Police say that at about 4:05 a.m. Friday, an unknown person broke a plate-glass window on the side of state rep. Thomas Blackwell's (D-Phila.) office, located at 52nd and Arch streets. A flammable liquid was poured down the wall and a match was lit, starting the fire.

No one was in the building at the time, and firefighters responded quickly and were able to extinguish the fire within 10 minutes.

The blaze caused about $10,000 worth of damage, Philadelphia Police Lt. John Walker said.

Police have not identified any suspects.

Blackwell has moved his operations to his North Philadelphia office for the time being, and he said that he believes the arson was started by opponents of Blackwell's policies to eradicate violence and drug-related activities in West Philadelphia.

Most notably, he has led efforts to shut down several local bars, including the Corral Bar and the Silver Saddle Saloon, both notorious to community members for the violence they attract.
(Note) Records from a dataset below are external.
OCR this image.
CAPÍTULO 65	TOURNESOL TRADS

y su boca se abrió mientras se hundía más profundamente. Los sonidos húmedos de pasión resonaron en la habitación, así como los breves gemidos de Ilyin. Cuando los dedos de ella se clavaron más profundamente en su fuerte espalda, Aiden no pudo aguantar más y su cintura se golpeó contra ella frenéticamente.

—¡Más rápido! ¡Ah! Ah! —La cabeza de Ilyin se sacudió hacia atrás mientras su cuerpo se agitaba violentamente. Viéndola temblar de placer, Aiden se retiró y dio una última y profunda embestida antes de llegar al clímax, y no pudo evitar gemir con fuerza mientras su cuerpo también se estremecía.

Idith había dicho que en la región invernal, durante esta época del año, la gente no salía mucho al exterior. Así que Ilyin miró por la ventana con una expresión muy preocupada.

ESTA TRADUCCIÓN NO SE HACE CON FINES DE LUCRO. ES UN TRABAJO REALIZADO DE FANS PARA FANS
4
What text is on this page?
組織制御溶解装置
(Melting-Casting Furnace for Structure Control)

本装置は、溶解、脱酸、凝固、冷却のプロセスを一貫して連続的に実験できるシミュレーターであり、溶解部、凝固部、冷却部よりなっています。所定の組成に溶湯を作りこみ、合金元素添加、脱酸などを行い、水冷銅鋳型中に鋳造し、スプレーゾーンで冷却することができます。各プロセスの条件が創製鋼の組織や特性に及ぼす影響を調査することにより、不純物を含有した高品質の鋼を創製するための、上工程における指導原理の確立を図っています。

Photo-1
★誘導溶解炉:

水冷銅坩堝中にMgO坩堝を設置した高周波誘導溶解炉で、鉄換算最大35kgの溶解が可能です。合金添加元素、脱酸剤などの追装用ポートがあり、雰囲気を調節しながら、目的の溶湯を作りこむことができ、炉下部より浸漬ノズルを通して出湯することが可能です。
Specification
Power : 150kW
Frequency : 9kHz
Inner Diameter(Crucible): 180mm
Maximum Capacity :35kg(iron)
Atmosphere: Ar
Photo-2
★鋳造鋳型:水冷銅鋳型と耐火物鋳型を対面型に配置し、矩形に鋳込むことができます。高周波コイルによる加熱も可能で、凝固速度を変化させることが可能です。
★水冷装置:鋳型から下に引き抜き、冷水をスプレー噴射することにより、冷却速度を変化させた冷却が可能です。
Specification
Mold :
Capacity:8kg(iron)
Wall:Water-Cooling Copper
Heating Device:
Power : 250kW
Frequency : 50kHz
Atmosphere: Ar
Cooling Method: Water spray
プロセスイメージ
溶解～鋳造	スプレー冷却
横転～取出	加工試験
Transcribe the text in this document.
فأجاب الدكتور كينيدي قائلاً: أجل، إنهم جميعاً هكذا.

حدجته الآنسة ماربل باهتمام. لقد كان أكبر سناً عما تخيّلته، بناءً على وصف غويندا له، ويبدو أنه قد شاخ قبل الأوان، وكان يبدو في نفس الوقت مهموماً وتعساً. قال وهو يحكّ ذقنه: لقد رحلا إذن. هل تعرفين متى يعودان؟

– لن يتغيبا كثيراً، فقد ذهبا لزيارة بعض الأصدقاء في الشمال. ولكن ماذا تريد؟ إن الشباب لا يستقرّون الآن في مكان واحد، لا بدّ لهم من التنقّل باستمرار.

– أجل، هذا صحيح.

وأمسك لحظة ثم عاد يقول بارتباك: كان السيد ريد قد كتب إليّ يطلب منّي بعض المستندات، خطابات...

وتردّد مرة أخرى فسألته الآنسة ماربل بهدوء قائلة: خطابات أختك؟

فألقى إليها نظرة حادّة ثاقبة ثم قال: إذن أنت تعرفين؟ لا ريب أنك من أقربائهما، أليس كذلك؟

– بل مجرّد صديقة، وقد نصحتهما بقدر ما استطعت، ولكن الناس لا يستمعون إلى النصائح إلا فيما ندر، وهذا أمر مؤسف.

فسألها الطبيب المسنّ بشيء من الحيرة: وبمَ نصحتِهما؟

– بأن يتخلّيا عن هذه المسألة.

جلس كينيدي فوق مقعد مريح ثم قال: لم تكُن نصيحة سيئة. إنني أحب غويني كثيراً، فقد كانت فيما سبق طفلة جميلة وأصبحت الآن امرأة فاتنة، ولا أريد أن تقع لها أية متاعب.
Blackwell was able to see a silver lining in the fire, however: He sees the incident as a sign that his campaign against drugs and violence has been effective enough to anger those engaged in such activities.

"Apparently, we're making some inroads, or this wouldn't have happened," Blackwell said.

Blackwell - who represents the area directly west of Penn's campus - will not relocate his office, where he has been working since February 2005. He hopes to have enough of the damages repaired for the office to be functional again in one and a half to two weeks.

Within the West Philadelphia community, Blackwell is generally a well-liked figure.

Sharon Baker, who lives on the 5200 block of Market Street, was shocked to hear about the fire. Although she lives down the block from his office, she had not heard about the incident. She was, however, familiar with many of Blackwell's policies.

"The community in general is very fond of him," Baker noted. "He's done a lot more than most people to try and keep us safe."